I had the great privilege and pleasure of serving with Peter on the Human Rights Subcommittee of the Joint Standing Committee on Foreign Affairs, Defence and Trade when he was chair. I also had the privilege of travelling with him on the trip to China that has been mentioned. I will not say any more about that except that Peter was an exceptional leader on those trips. We felt proud of the way he conducted himself, and he was always fair and helpful to members of the delegation. We enjoyed the experience immensely. A lot has been said about Peter's relationship with people from China, his commitment to that delegation, and also his commitment to human rights. One of the things I discovered about Peter was that I never found him to be judgmental in any way. He had a great understanding of the tremendous challenge faced by the Chinese government in managing a population of 1.3 billion and also of a history that has been difficult for that country. Although he was extremely strong on the human rights issue and fearless in asking questions on those visits to China, he always maintained a deep respect, which was felt by the Chinese. I know that he was respected by the people in the embassy here and by the Chinese people he had a relationship with overseas. I am sure that he is going to be sadly missed in that role.

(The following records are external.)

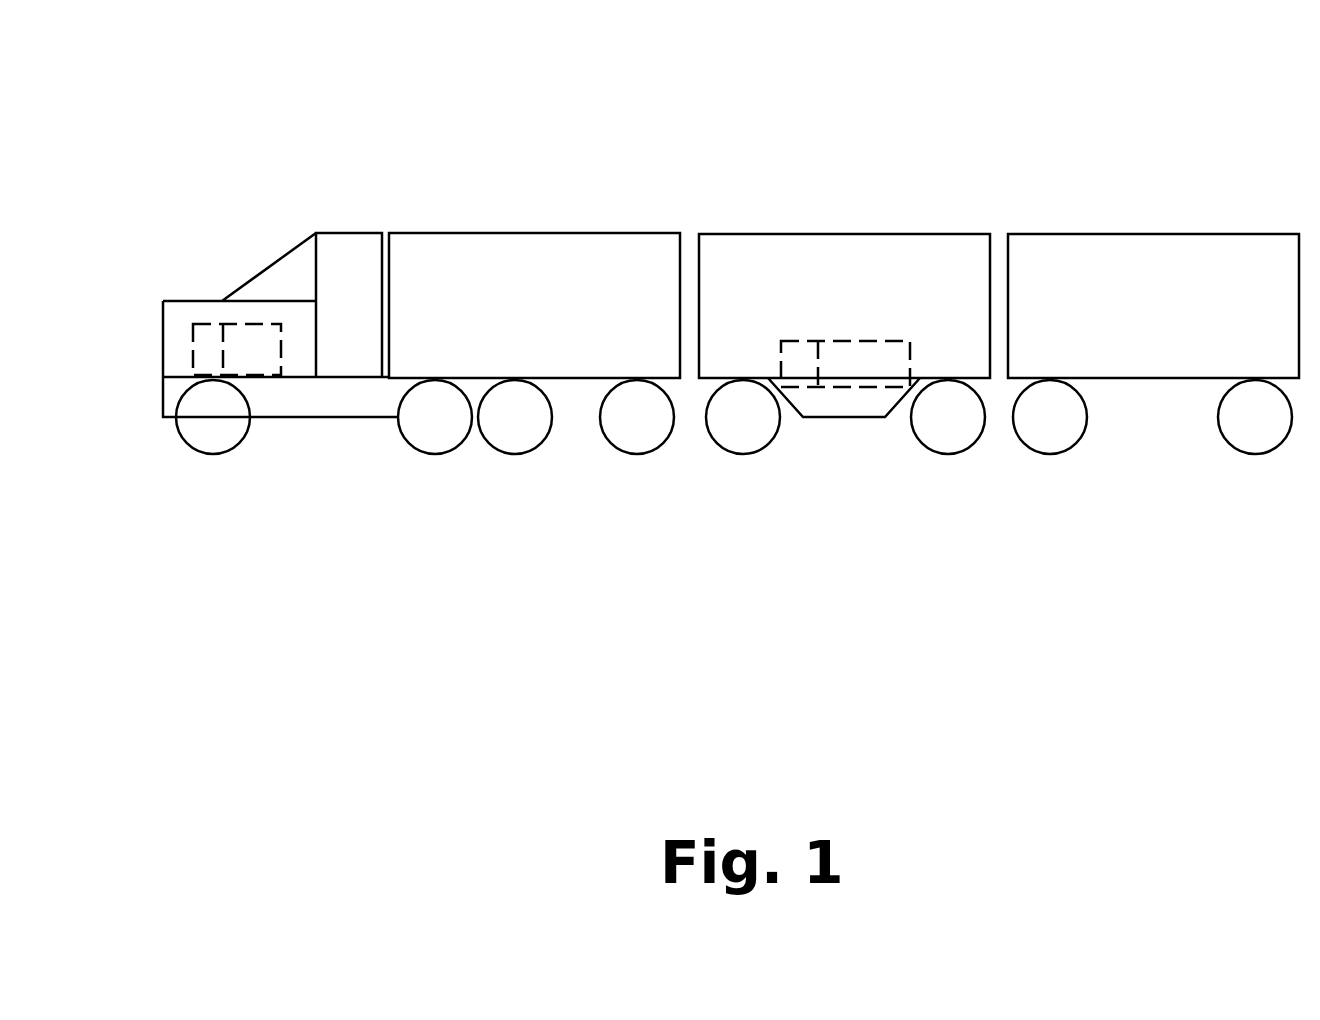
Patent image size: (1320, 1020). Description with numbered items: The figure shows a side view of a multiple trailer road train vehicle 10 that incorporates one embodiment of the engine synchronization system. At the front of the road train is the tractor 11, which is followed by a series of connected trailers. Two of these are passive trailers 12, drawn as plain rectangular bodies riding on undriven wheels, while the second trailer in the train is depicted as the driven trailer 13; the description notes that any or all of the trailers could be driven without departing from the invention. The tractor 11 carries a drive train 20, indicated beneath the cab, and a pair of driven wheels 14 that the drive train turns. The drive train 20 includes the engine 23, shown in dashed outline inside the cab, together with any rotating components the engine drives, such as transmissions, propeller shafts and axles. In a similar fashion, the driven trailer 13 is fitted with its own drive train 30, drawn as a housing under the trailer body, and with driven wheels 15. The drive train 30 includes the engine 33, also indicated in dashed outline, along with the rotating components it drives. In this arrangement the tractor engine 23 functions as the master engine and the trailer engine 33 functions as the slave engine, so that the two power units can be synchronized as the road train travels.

The multiple trailer road train vehicle 10 is at (730, 484).
The tractor 11 is at (360, 190).
The passive trailers 12 is at (553, 233).
The driven trailer 13 is at (855, 233).
The driven wheels 14 is at (432, 452).
The driven wheels 15 is at (945, 452).
The drive train 20 is at (255, 380).
The engine 23 is at (200, 322).
The drive train 30 is at (860, 388).
The engine 33 is at (798, 341).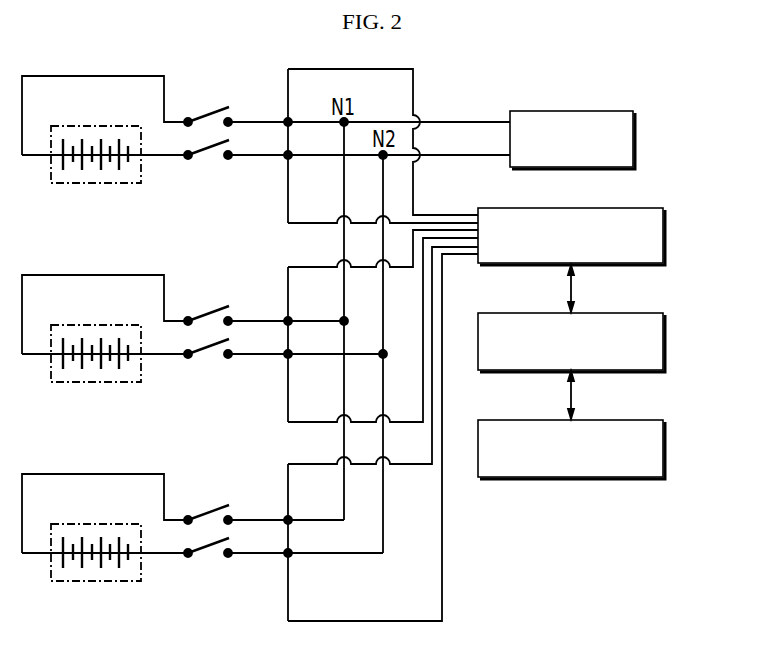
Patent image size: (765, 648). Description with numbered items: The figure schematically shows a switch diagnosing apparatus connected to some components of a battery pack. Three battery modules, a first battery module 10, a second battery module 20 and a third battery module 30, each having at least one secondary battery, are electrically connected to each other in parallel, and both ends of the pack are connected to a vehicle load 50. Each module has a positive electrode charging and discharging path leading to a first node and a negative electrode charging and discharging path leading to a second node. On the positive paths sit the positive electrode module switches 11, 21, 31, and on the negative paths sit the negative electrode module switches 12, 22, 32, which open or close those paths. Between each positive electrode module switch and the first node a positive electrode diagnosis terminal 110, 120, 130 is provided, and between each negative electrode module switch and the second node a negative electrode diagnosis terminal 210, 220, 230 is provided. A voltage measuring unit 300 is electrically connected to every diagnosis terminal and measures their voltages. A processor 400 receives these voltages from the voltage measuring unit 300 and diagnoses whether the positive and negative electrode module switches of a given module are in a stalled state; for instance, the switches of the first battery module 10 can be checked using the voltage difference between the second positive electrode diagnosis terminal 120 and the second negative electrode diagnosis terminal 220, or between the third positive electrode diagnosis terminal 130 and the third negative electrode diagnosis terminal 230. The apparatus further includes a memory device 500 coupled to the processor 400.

The first battery module 10 is at (104, 126).
The first positive electrode module switch 11 is at (213, 109).
The first negative electrode module switch 12 is at (211, 150).
The second battery module 20 is at (96, 333).
The second positive electrode module switch 21 is at (208, 298).
The second negative electrode module switch 22 is at (208, 368).
The third battery module 30 is at (96, 532).
The third positive electrode module switch 31 is at (208, 497).
The third negative electrode module switch 32 is at (208, 567).
The first positive electrode diagnosis terminal 110 is at (287, 121).
The first negative electrode diagnosis terminal 210 is at (287, 161).
The second positive electrode diagnosis terminal 120 is at (272, 305).
The second negative electrode diagnosis terminal 220 is at (272, 373).
The third positive electrode diagnosis terminal 130 is at (272, 504).
The third negative electrode diagnosis terminal 230 is at (272, 572).
The vehicle load 50 is at (607, 111).
The voltage measuring unit 300 is at (665, 238).
The processor 400 is at (665, 345).
The memory device 500 is at (665, 450).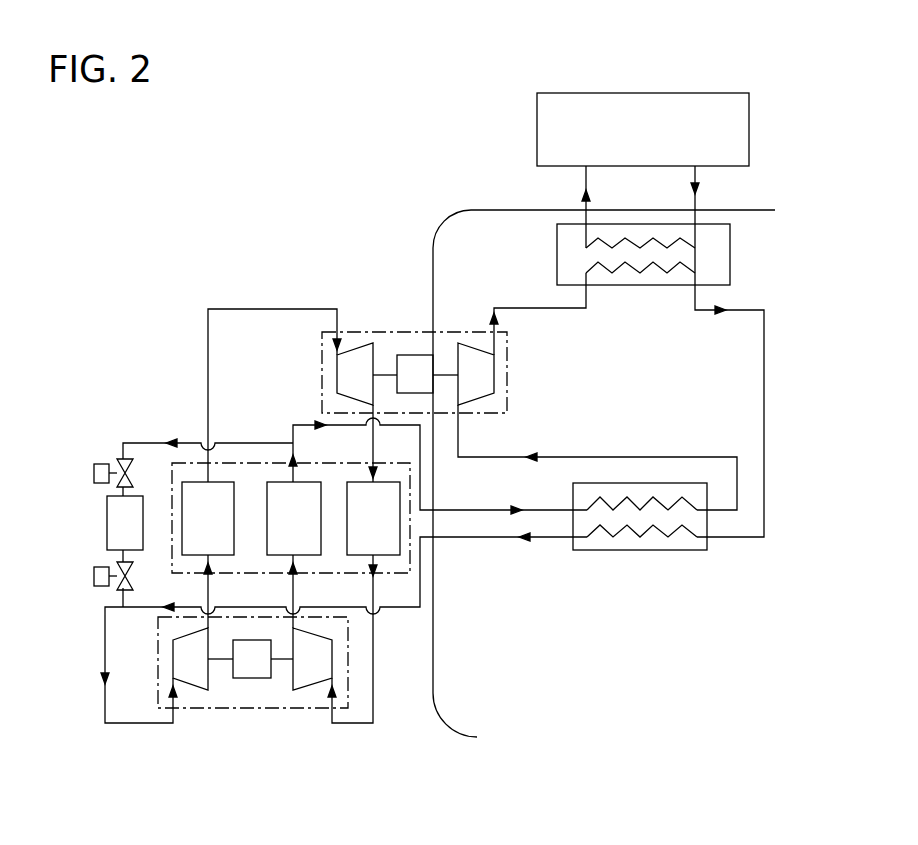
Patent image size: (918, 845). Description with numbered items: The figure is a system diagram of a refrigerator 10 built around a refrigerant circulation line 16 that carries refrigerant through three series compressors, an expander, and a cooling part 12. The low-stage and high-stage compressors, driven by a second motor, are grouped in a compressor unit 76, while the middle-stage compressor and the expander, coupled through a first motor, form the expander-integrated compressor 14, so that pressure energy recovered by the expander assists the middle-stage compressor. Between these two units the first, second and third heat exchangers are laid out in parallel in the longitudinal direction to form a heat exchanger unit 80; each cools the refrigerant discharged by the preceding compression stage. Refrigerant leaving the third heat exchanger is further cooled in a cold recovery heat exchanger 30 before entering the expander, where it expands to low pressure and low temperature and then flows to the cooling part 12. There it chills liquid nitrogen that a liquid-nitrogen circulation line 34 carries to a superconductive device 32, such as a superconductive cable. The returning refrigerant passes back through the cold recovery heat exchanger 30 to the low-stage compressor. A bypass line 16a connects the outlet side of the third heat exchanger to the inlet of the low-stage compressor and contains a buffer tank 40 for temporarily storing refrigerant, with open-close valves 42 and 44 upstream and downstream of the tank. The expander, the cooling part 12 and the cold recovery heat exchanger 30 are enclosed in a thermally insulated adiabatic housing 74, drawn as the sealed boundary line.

The refrigerator 10 is at (740, 47).
The cooling part 12 is at (732, 252).
The expander-integrated compressor 14 is at (390, 330).
The refrigerant circulation line 16 is at (262, 306).
The bypass line 16a is at (150, 440).
The cold recovery heat exchanger 30 is at (607, 551).
The superconductive device 32 is at (656, 147).
The liquid-nitrogen circulation line 34 is at (706, 182).
The buffer tank 40 is at (107, 525).
The open-close valve 42 is at (94, 473).
The open-close valve 44 is at (94, 576).
The adiabatic housing 74 is at (448, 208).
The compressor unit 76 is at (240, 710).
The heat exchanger unit 80 is at (243, 462).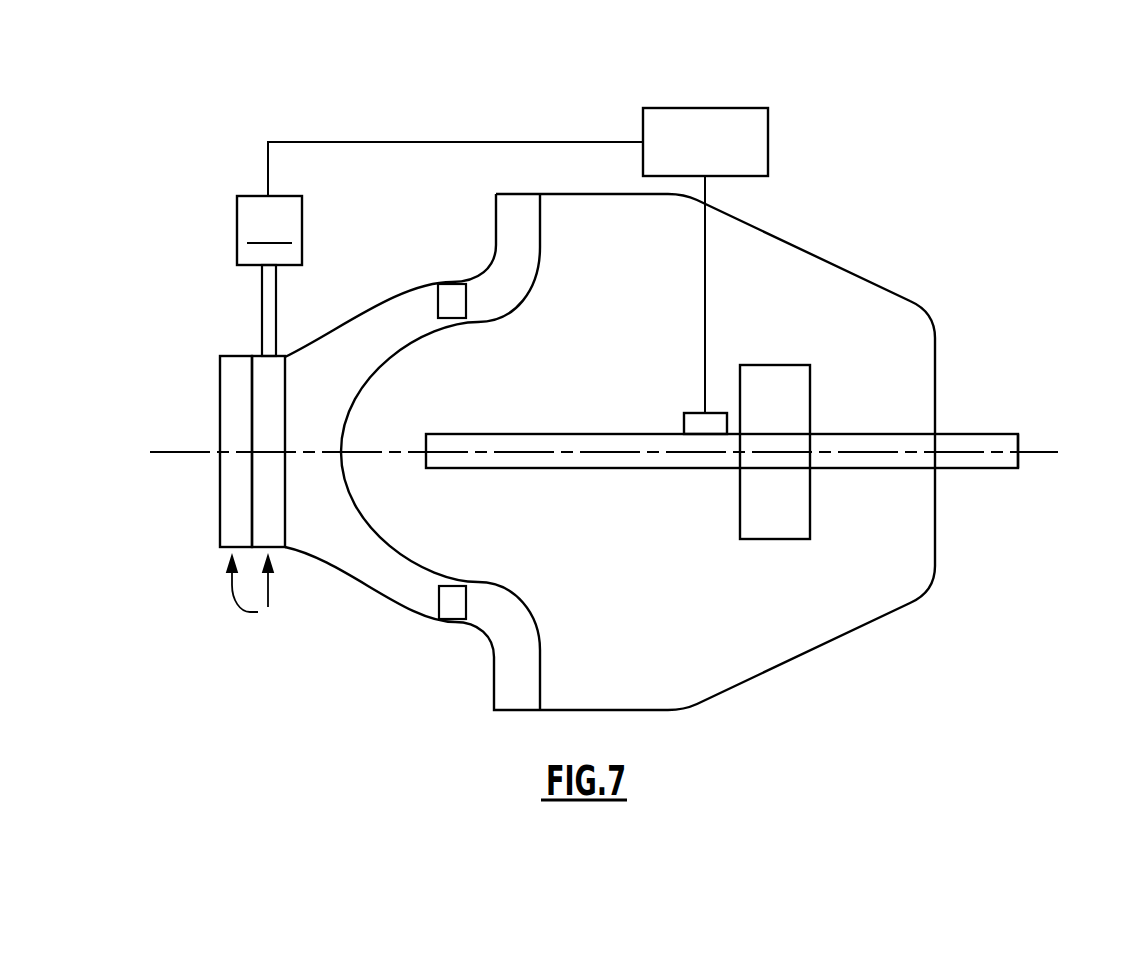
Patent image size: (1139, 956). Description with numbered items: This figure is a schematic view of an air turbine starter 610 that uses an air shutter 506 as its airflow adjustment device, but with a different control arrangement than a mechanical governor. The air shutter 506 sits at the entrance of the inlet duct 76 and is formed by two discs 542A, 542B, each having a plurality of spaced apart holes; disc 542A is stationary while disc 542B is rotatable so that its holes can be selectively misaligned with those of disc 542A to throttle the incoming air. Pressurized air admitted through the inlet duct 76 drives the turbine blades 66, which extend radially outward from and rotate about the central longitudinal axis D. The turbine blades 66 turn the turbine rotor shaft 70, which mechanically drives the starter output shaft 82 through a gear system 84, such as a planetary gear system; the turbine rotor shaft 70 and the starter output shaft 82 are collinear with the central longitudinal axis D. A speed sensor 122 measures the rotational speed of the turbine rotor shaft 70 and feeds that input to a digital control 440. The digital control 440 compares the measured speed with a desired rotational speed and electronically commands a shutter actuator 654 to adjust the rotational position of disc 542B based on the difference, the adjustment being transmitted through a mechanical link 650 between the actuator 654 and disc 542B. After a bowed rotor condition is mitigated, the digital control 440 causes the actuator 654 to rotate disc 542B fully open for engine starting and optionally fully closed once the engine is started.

The digital control 440 is at (722, 108).
The shutter actuator 654 is at (269, 230).
The mechanical link 650 is at (261, 309).
The disc 542A is at (236, 370).
The disc 542B is at (277, 375).
The turbine blades 66 is at (452, 293).
The air turbine starter 610 is at (840, 226).
The inlet duct 76 is at (316, 527).
The air shutter 506 is at (263, 592).
The turbine rotor shaft 70 is at (565, 436).
The starter output shaft 82 is at (1003, 441).
The gear system 84 is at (780, 373).
The speed sensor 122 is at (688, 413).
The central longitudinal axis D is at (1058, 453).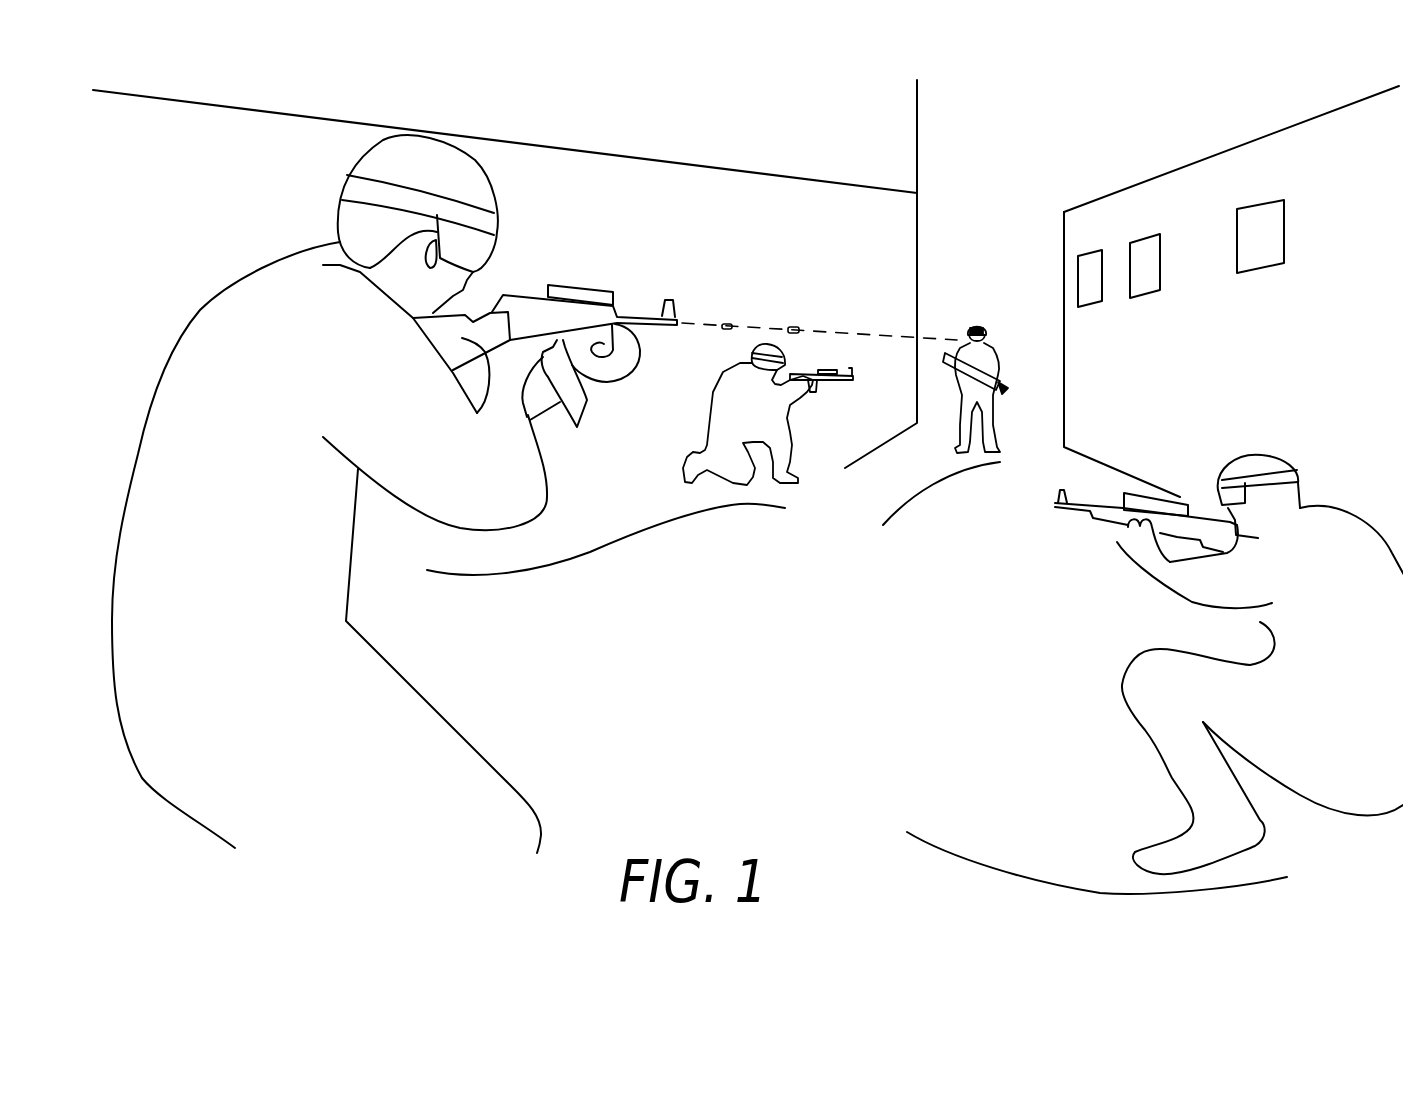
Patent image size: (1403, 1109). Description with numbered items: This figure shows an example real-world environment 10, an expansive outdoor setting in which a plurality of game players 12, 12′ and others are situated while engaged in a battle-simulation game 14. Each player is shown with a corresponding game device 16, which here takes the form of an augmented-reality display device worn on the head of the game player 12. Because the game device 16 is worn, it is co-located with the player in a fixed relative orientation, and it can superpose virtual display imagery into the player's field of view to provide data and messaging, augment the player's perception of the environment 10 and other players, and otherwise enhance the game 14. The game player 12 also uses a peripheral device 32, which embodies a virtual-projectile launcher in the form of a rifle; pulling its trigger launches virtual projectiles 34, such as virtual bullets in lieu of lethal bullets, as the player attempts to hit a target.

The real-world environment 10 is at (1104, 143).
The game player 12 is at (176, 354).
The game player 12′ is at (988, 345).
The game 14 is at (676, 690).
The game device 16 is at (500, 223).
The peripheral device 32 is at (532, 288).
The virtual projectile 34 is at (792, 326).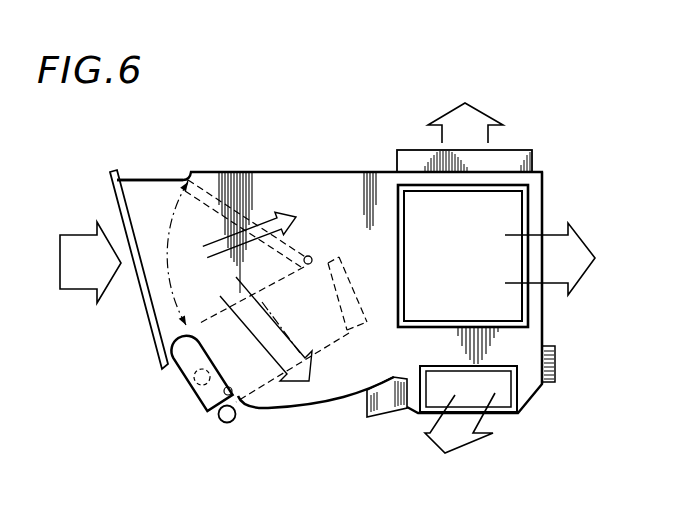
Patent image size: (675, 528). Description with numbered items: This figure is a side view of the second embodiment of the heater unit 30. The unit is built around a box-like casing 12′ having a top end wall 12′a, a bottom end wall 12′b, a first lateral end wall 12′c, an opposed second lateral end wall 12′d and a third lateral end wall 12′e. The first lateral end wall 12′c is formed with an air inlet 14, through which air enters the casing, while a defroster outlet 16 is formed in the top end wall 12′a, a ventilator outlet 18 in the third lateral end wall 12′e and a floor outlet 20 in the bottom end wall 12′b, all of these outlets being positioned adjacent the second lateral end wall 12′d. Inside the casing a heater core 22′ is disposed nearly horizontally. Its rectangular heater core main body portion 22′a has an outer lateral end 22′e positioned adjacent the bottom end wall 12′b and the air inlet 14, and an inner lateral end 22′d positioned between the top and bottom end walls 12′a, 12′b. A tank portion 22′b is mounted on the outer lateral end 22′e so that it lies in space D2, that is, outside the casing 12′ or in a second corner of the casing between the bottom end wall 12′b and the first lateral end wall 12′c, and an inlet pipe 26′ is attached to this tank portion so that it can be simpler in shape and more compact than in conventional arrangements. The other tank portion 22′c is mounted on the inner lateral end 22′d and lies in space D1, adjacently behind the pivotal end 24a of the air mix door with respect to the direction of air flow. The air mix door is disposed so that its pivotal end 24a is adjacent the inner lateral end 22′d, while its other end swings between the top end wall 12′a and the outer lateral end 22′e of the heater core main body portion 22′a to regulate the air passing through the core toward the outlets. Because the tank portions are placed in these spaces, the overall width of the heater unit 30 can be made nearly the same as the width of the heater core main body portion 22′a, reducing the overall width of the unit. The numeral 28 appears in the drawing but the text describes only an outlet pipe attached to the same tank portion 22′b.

Peter had a sense of humour and a sense of mischief. We heard from the member for Prospect about the famous ping-pong contest. Peter managed to get the ambassador to extend an invitation to the whole Australia-China Parliamentary Friendship Group to go to the embassy and have this match. We all sucked in our breath when he challenged the ambassador to a game of table tennis—and won. He had that sense of mischief and he really enjoyed that experience. I am sure it went a long way to continuing to build on the friendship with China. In the time I have been here, no-one in this parliament has worked harder than Peter Nugent to build on that relationship between Australia and China.

I have a great respect for Peter. I will always feel that respect and affection for Peter and Carol, who worked tirelessly together and who were always a great partnership. Peter has left a great legacy; the family can be very proud of his commitment to his work in this place and that he really stood for something. I extend my deep sympathy to Carol, to the family, to Peter's close friends and to his staff.